The overall dividend yield of about 2.1% is solid for a value‑tilted global equity portfolio. Individual holdings, especially the international and emerging markets value funds, yield in the 2.5–3.7% range, which helps lift the blended yield. Dividends are cash payments companies make from their profits; over time, they can be reinvested to buy more shares, quietly boosting total return. For someone focused on long‑term growth, reinvesting these payouts is typically powerful. For someone later seeking income, this level of yield offers a decent starting point but would still be somewhat variable because dividends rise and fall with earnings, interest rates, and corporate policies.

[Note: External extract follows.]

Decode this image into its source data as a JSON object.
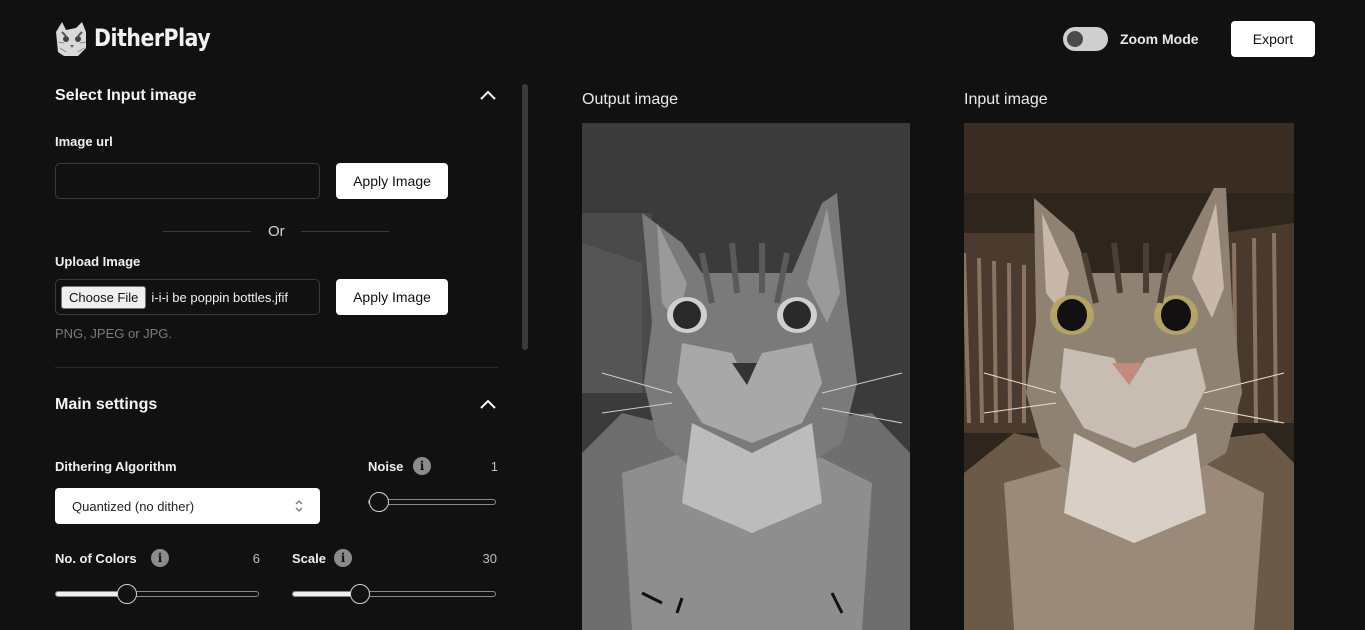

Ongoing product costs Info

  • Avantis® International Small Cap Value ETF 0.36%
  • Avantis® Emerging Markets Value ETF 0.36%
  • Avantis International Large Cap 0.25%
  • American Century ETF Trust - Avantis U.S. Large Cap Value ETF 0.15%
  • Avantis® U.S. Small Cap Value ETF 0.25%
  • Vanguard Total World Stock Index Fund ETF Shares 0.07%
  • Weighted costs total (per year) 0.20%

The total expense ratio of around 0.20% is impressively low for such a specialized, value‑tilted global mix. Costs matter because they come off returns every year, like a small headwind against portfolio growth. Here, the ultra‑cheap global core pairs with slightly higher fees on the factor‑tilted funds, landing at a very reasonable blended level. Compared with many actively managed funds or advisory setups charging 0.5–1.0% or more, this cost structure strongly supports better long‑term outcomes. It’s a great sign that fees are already under control, leaving more of the portfolio’s return in the investor’s pocket without needing further aggressive cost cutting.